For Eddie Van Halen, the music usually came before everything else. No matter how much David Lee Roth liked to strut around the stage like a glam rock equivalent of Bugs Bunny, it didn’t matter as long as Eddie got his time in the spotlight playing his signature tapping licks. There was a certain level of theatricality to everything they did, though, and that might have been because Gene Simmons helped discover them in the first place.

Because if you think about it, does Simmons really understand the meaning of the word ‘subtle’? In a group like Kiss, the entire premise of every show was to assault every sense in the listener’s body and leave them wondering what the hell just hit them after they saw a levitating drum set, bombs going off, and a demon so evil that his mouth dripped with blood and could breathe fire.

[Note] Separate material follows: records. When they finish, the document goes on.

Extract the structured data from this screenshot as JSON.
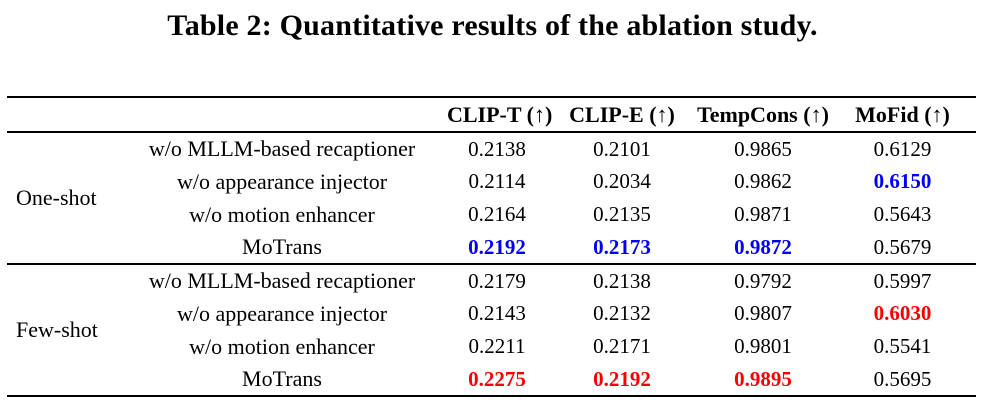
{
  "title": "Table 2: Quantitative results of the ablation study.",
  "colors": {
    "highlight_blue": "#0000ff",
    "highlight_red": "#ff0000",
    "text": "#000000",
    "background": "#ffffff"
  },
  "table": {
    "columns": [
      "CLIP-T (↑)",
      "CLIP-E (↑)",
      "TempCons (↑)",
      "MoFid (↑)"
    ],
    "groups": [
      {
        "name": "One-shot",
        "rows": [
          {
            "label": "w/o MLLM-based recaptioner",
            "values": [
              "0.2138",
              "0.2101",
              "0.9865",
              "0.6129"
            ]
          },
          {
            "label": "w/o appearance injector",
            "values": [
              "0.2114",
              "0.2034",
              "0.9862",
              "0.6150"
            ]
          },
          {
            "label": "w/o motion enhancer",
            "values": [
              "0.2164",
              "0.2135",
              "0.9871",
              "0.5643"
            ]
          },
          {
            "label": "MoTrans",
            "values": [
              "0.2192",
              "0.2173",
              "0.9872",
              "0.5679"
            ]
          }
        ]
      },
      {
        "name": "Few-shot",
        "rows": [
          {
            "label": "w/o MLLM-based recaptioner",
            "values": [
              "0.2179",
              "0.2138",
              "0.9792",
              "0.5997"
            ]
          },
          {
            "label": "w/o appearance injector",
            "values": [
              "0.2143",
              "0.2132",
              "0.9807",
              "0.6030"
            ]
          },
          {
            "label": "w/o motion enhancer",
            "values": [
              "0.2211",
              "0.2171",
              "0.9801",
              "0.5541"
            ]
          },
          {
            "label": "MoTrans",
            "values": [
              "0.2275",
              "0.2192",
              "0.9895",
              "0.5695"
            ]
          }
        ]
      }
    ]
  }
}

Underneath that beastly physique, though, there was a calculated businessman looking to put everything together. Simmons usually knew the ins and outs of the music business, but he was always looking for new talent, and he knew that there was something special with Van Halen when he heard their first demo.

Then again, it’s not hard to see what Simmons saw in them. Compared to all the other blues guitarists out at the time, hearing someone like Van Halen for the first time would be enough to blow minds the minute that Eddie launched into one of his trademark tapping solos.

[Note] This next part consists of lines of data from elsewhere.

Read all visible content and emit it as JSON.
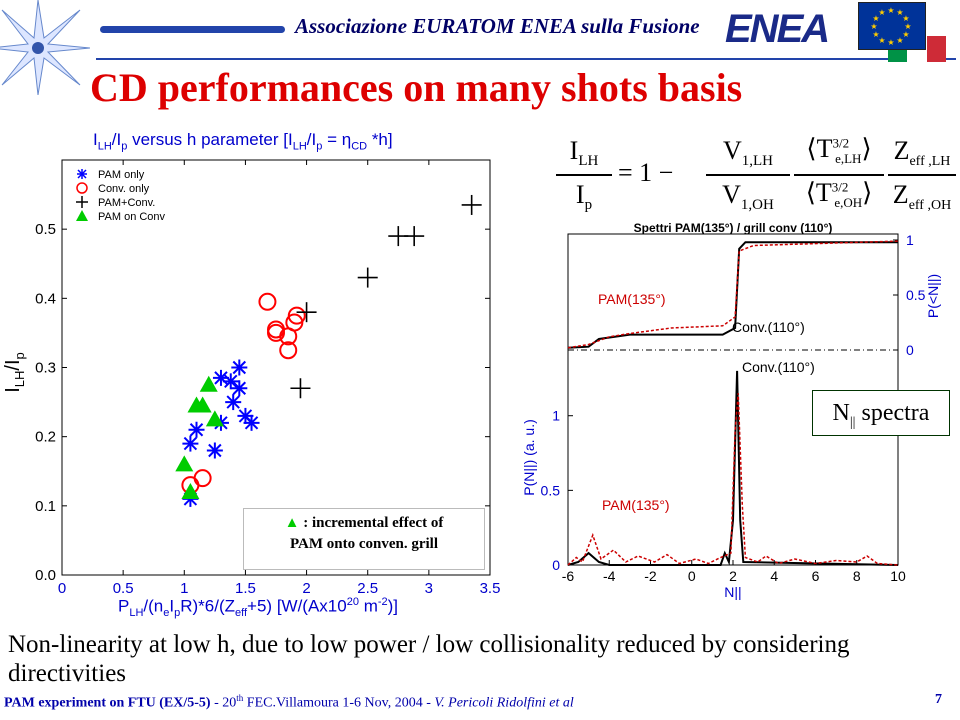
{
  "header": {
    "text": "Associazione EURATOM ENEA sulla Fusione",
    "enea_logo_text": "ENEA"
  },
  "title": "CD performances on many shots basis",
  "left_chart_title": "I LH/Ip versus h parameter [I LH/Ip=ηCD*h]",
  "left_chart_title_parts": {
    "a": "I",
    "a_sub": "LH",
    "b": "/I",
    "b_sub": "p",
    "c": " versus h parameter [I",
    "c_sub": "LH",
    "d": "/I",
    "d_sub": "p",
    "e": " = η",
    "e_sub": "CD",
    "f": " *h]"
  },
  "chart_data": [
    {
      "type": "scatter",
      "xlabel": "P_LH/(n_e I_p R)*6/(Z_eff+5) [W/(Ax10^20 m^-2)]",
      "xlabel_parts": {
        "p": "P",
        "lh": "LH",
        "rest1": "/(n",
        "e": "e",
        "rest2": "I",
        "p2": "p",
        "rest3": "R)*6/(Z",
        "eff": "eff",
        "rest4": "+5) [W/(Ax10",
        "sup": "20",
        "rest5": " m",
        "sup2": "-2",
        "rest6": ")]"
      },
      "ylabel": "I_LH/I_p",
      "xlim": [
        0,
        3.5
      ],
      "ylim": [
        0,
        0.6
      ],
      "x_ticks": [
        "0",
        "0.5",
        "1",
        "1.5",
        "2",
        "2.5",
        "3",
        "3.5"
      ],
      "y_ticks": [
        "0.0",
        "0.1",
        "0.2",
        "0.3",
        "0.4",
        "0.5"
      ],
      "legend": [
        "PAM only",
        "Conv. only",
        "PAM+Conv.",
        "PAM on Conv"
      ],
      "legend_position": "top-left",
      "series": [
        {
          "name": "PAM only",
          "marker": "asterisk",
          "color": "#0000ff",
          "points": [
            [
              1.05,
              0.11
            ],
            [
              1.05,
              0.19
            ],
            [
              1.1,
              0.21
            ],
            [
              1.25,
              0.18
            ],
            [
              1.3,
              0.22
            ],
            [
              1.4,
              0.25
            ],
            [
              1.45,
              0.27
            ],
            [
              1.5,
              0.23
            ],
            [
              1.55,
              0.22
            ],
            [
              1.3,
              0.285
            ],
            [
              1.38,
              0.28
            ],
            [
              1.45,
              0.3
            ]
          ]
        },
        {
          "name": "Conv. only",
          "marker": "circle",
          "color": "#ff0000",
          "points": [
            [
              1.05,
              0.13
            ],
            [
              1.15,
              0.14
            ],
            [
              1.75,
              0.355
            ],
            [
              1.75,
              0.35
            ],
            [
              1.85,
              0.325
            ],
            [
              1.85,
              0.345
            ],
            [
              1.9,
              0.365
            ],
            [
              1.92,
              0.375
            ],
            [
              1.68,
              0.395
            ]
          ]
        },
        {
          "name": "PAM+Conv.",
          "marker": "plus",
          "color": "#000000",
          "points": [
            [
              1.95,
              0.27
            ],
            [
              2.0,
              0.38
            ],
            [
              2.5,
              0.43
            ],
            [
              2.75,
              0.49
            ],
            [
              2.88,
              0.49
            ],
            [
              3.35,
              0.535
            ]
          ]
        },
        {
          "name": "PAM on Conv",
          "marker": "triangle",
          "color": "#00cc00",
          "points": [
            [
              1.0,
              0.16
            ],
            [
              1.05,
              0.12
            ],
            [
              1.1,
              0.245
            ],
            [
              1.15,
              0.245
            ],
            [
              1.2,
              0.275
            ],
            [
              1.25,
              0.225
            ]
          ]
        }
      ],
      "annotation_line1": ": incremental effect of",
      "annotation_line2": "PAM onto conven. grill"
    },
    {
      "type": "line",
      "title": "Spettri PAM(135°) / grill conv (110°)",
      "xlabel": "N||",
      "ylabel": "P(N||) (a. u.)",
      "right_ylabel": "P(<N||)",
      "xlim": [
        -6,
        10
      ],
      "x_ticks": [
        "-6",
        "-4",
        "-2",
        "0",
        "2",
        "4",
        "6",
        "8",
        "10"
      ],
      "y_ticks": [
        "0",
        "0.5",
        "1"
      ],
      "right_ticks": [
        "0",
        "0.5",
        "1"
      ],
      "series": [
        {
          "name": "Conv.(110°)",
          "color": "#000000",
          "style": "solid"
        },
        {
          "name": "PAM(135°)",
          "color": "#cc0000",
          "style": "dotted"
        }
      ],
      "labels": {
        "pam_top": "PAM(135°)",
        "conv_top": "Conv.(110°)",
        "conv_mid": "Conv.(110°)",
        "pam_bottom": "PAM(135°)"
      }
    }
  ],
  "formula": {
    "lhs_num": "I",
    "lhs_num_sub": "LH",
    "lhs_den": "I",
    "lhs_den_sub": "p",
    "eq": "= 1 −",
    "f1_num": "V",
    "f1_num_sub": "1,LH",
    "f1_den": "V",
    "f1_den_sub": "1,OH",
    "f2_num": "T",
    "f2_num_sup": "3/2",
    "f2_num_sub": "e,LH",
    "f2_den": "T",
    "f2_den_sup": "3/2",
    "f2_den_sub": "e,OH",
    "f3_num": "Z",
    "f3_num_sub": "eff ,LH",
    "f3_den": "Z",
    "f3_den_sub": "eff ,OH"
  },
  "spectra_label": "N|| spectra",
  "spectra_label_parts": {
    "n": "N",
    "sub": "||",
    "rest": " spectra"
  },
  "caption": "Non-linearity at low h, due to low power / low collisionality reduced by considering directivities",
  "footer": {
    "bold": "PAM experiment on FTU (EX/5-5)",
    "mid": " - 20",
    "sup": "th",
    "rest": " FEC.Villamoura 1-6 Nov, 2004 - ",
    "italic": "V. Pericoli Ridolfini et al"
  },
  "page_number": "7",
  "colors": {
    "title": "#dd0000",
    "header": "#000066",
    "axis_blue": "#0000cc",
    "pam_only": "#0000ff",
    "conv_only": "#ff0000",
    "pam_conv": "#000000",
    "pam_on_conv": "#00cc00"
  }
}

To his credit, ‘The Demon’ flew the band to New York to get their first demo financed, but he was met with crickets when he turned it into his record company. Apparently, the idea of a nonstop party band didn’t exactly appeal to the group that was known for putting a literal circus together onstage, so they passed on Van Halen, leaving them wide open for Warner Bros to pick up.

Still, Eddie still considered this the real beginning of their recording career, saying, “He said, ‘You guys are a hot band, I’d like to work with you’. What it boiled down to was he wanted to take a shot at producing a rock band, so we said, ‘Sure’ because he was paying for it all. We went to New York, made the world’s most expensive demo tape, and never ended up using it.”

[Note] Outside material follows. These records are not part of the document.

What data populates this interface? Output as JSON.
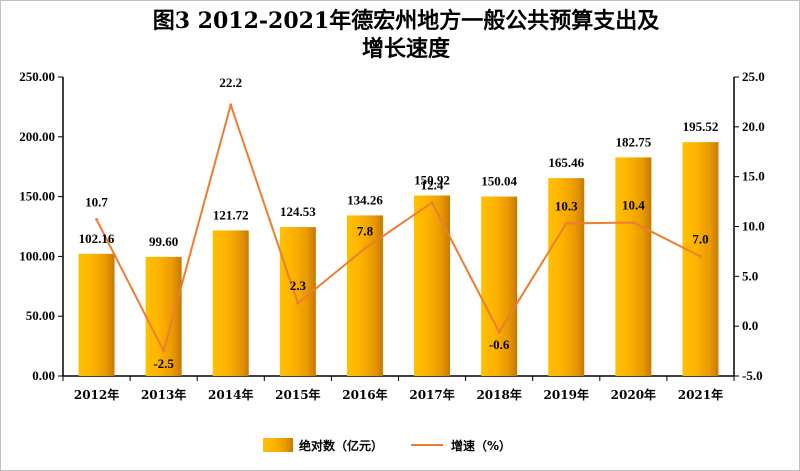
{
  "chart_data": {
    "type": "bar",
    "title": "图3 2012-2021年德宏州地方一般公共预算支出及增长速度",
    "categories": [
      "2012年",
      "2013年",
      "2014年",
      "2015年",
      "2016年",
      "2017年",
      "2018年",
      "2019年",
      "2020年",
      "2021年"
    ],
    "series": [
      {
        "name": "绝对数（亿元）",
        "type": "bar",
        "axis": "left",
        "color": "#f5a800",
        "values": [
          102.16,
          99.6,
          121.72,
          124.53,
          134.26,
          150.92,
          150.04,
          165.46,
          182.75,
          195.52
        ],
        "labels": [
          "102.16",
          "99.60",
          "121.72",
          "124.53",
          "134.26",
          "150.92",
          "150.04",
          "165.46",
          "182.75",
          "195.52"
        ]
      },
      {
        "name": "增速（%）",
        "type": "line",
        "axis": "right",
        "color": "#ed7d31",
        "values": [
          10.7,
          -2.5,
          22.2,
          2.3,
          7.8,
          12.4,
          -0.6,
          10.3,
          10.4,
          7.0
        ],
        "labels": [
          "10.7",
          "-2.5",
          "22.2",
          "2.3",
          "7.8",
          "12.4",
          "-0.6",
          "10.3",
          "10.4",
          "7.0"
        ]
      }
    ],
    "y_left": {
      "min": 0,
      "max": 250,
      "step": 50,
      "tick_labels": [
        "0.00",
        "50.00",
        "100.00",
        "150.00",
        "200.00",
        "250.00"
      ]
    },
    "y_right": {
      "min": -5,
      "max": 25,
      "step": 5,
      "tick_labels": [
        "-5.0",
        "0.0",
        "5.0",
        "10.0",
        "15.0",
        "20.0",
        "25.0"
      ]
    },
    "grid": false,
    "legend": "bottom"
  }
}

Even though Eddie didn’t care for overdubbing every one of his parts, he harboured no ill will towards Simmons after the fact, even going so far as to credit him on the inner sleeve of Van Halen’s debut record. Looking at the demo that the group made with the Kiss frontman, they already had the makings of the entire first half of their career.

A lot of the debut record was about creating a party atmosphere, but they already had more than enough on the cutting room floor when they were done. There are even a handful of songs on the demo that wouldn’t get completed until Van Halen II, like ‘Women in Love’, and even the basic skeletons of tracks like ‘House of Pain’, which wouldn’t see the light of day until their last album with Roth, 1984.

When looking at the way that the group behaved afterwards, they picked up a few cues from him. Even though they let the music do the talking a lot of the time, it’s impossible to think that Roth’s habit of swinging around a samurai sword and hanging from the rafters at some shows didn’t at least a few pages out of Kiss’s playbook.